Sunday, December 6, 2009

Chicken Chow Mein Garden








Forty years ago, westerners with a hankering for good ole Chinese food slid into a red booth at a joint called "Fragrant Palace", and titillated their taste buds with the No. 1 combo - Chicken Chow Mein, Pork Fried Rice, egg roll, and almond cookies for dessert. At the end of this exotic meal, they could say that Chinese food wasn't that different, not like eating innards. Unbeknownst to them, they were chowing down on stuff Chinese people wouldn't have paid money for and would have eaten only under duress. Indeed, when the white devils were gone, the cooks and waiters dug into fare like snails, pig's feet, tripe, and whole fish with eyeballs that could be sucked like . . . well . . . like eyeballs.

Today, westerners know that chicken chow mein is not authentic, but they have yet to learn what authentic Chinese gardening is. As long as someone convincingly tells them that a bunch of plants is Chinese gardening, they'll lap it up as eagerly as their ancestors lapped up chow mein.

The first stumbling block to understanding a Chinese garden is that it is not a garden as a westerner understands gardens. A westerner knows a garden as a bunch of plants grown for food or beauty. Each plant is distinct from every other plant and from any structures nearby. If a plant is not performing, just rip it out and replace it with a better one. If a better plant is not found, just leave bare dirt. The viewer's enjoyment of the plants that are left is theoretically not diminished by the absence of the banished plant.

All the elements in a western garden are tightly controlled. All plants should be pruned to evoke orderliness and symmetry. They should not be touching their neighbors so that they have room to grow and so that they can be completely seen. All weeds and debris should be removed, leaving pristine dirt to give an impression of cleanliness. It's a wonderful system for keeping gardeners employed but it's the opposite of the system that should be employed in a classical Chinese garden, which has as its purpose to evoke in the visitor a feeling of walking in nature.

Unfortunately for visitors to the Portland Chinese Garden who want authentic Chinese gardening, the landscape design is the result of western gardening principles and is no longer authentic. But because visitors don't realize that what they are seeing is not authentic, they walk away with the impression that there's no difference between western and Chinese gardening. For them, Chinese gardening is just as sterile and boring and not worth a second trip.

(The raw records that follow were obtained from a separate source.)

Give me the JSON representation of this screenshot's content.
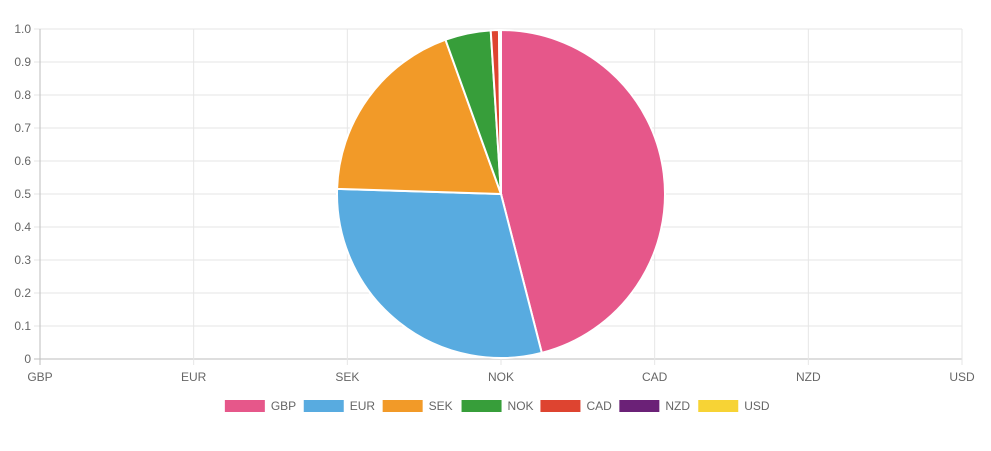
{
  "chart_data": {
    "type": "pie",
    "categories": [
      "GBP",
      "EUR",
      "SEK",
      "NOK",
      "CAD",
      "NZD",
      "USD"
    ],
    "values": [
      46.0,
      29.5,
      19.0,
      4.5,
      0.8,
      0.2,
      0.0
    ],
    "colors": [
      "#e6578a",
      "#58abe0",
      "#f29a28",
      "#379e3a",
      "#de4430",
      "#6b2177",
      "#f7d335"
    ],
    "ylim": [
      0,
      1
    ],
    "yticks": [
      "0",
      "0.1",
      "0.2",
      "0.3",
      "0.4",
      "0.5",
      "0.6",
      "0.7",
      "0.8",
      "0.9",
      "1.0"
    ],
    "xticks": [
      "GBP",
      "EUR",
      "SEK",
      "NOK",
      "CAD",
      "NZD",
      "USD"
    ],
    "grid": true,
    "legend_position": "bottom"
  }
}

Let's explore how the classical Chinese looked at a garden. They saw the garden as an organism, a community of plants, stones, architecture, and poetry, that presented an idealized world in which man lived in harmony with nature. The plants softened the hardness of the buildings and stones, but in a natural way. The plants were arranged in communities and allowed to grow so as to appear as if they had sprouted there naturally. Any pruning or relocation was done only after informed deliberation about the effect on the viewer. Did it enhance or destroy the viewer's feeling of being in nature? Only if the feeling was enhanced was the change made. Truly one had to be more artist and poet than horticulturalist to be a good gardener in the Chinese style.

If done right, Chinese gardening is deeply moving, rather than sensational, and anything but sterile and boring. Like a great painting, nothing seems incongruous. The plants appear as if they have been growing in harmony with their neighbors all their lives. Plants screen the necessary but ugly indications of the modern world. Bare dirt, a sure sign of human disturbance, is not seen. Moss grows freely. Vines, creepers, and branches dangle in the viewer's face, offering the sniff of a flower, the feathery touch of tendrils and leaves, and the bling of fruits. There are deep shadows and impenetrable tangles that mystify the viewer and allow him to imagine deep forests in the middle of the city. As he moves along he is surprised by sudden openings that reveal beautiful vistas. All of nature's splendors, both the secretive and the open, are evoked in a proper Chinese garden.

After ten years of tinkering by western gardeners, does the Chinese Garden in Portland evoke nature's splendors? Take a look at the two pictures above. Which evokes nature and which evokes control? The leftside picture is in the Chinese Garden. The rightside picture is a sidewalk tree well across the street. The tree well evokes nature better than the Chinese Garden!

When the Portland Chinese Garden first opened, it was authentic. Now, it is as similar to an authentic garden as a poodle is to a wolf. The poodle is pretty, smells good, has no fleas, and has a shot at the blue ribbon at Westminster, but he won't arrest your attention the way a wolf will. Like the wolf, an authentic Chinese garden will remind you that you are a part of nature, not its lord and master.

Anyone visiting the Portland Chinese Garden will get the poodle, not the wolf. Expecting authentic Chinese, he gets chicken chow mein.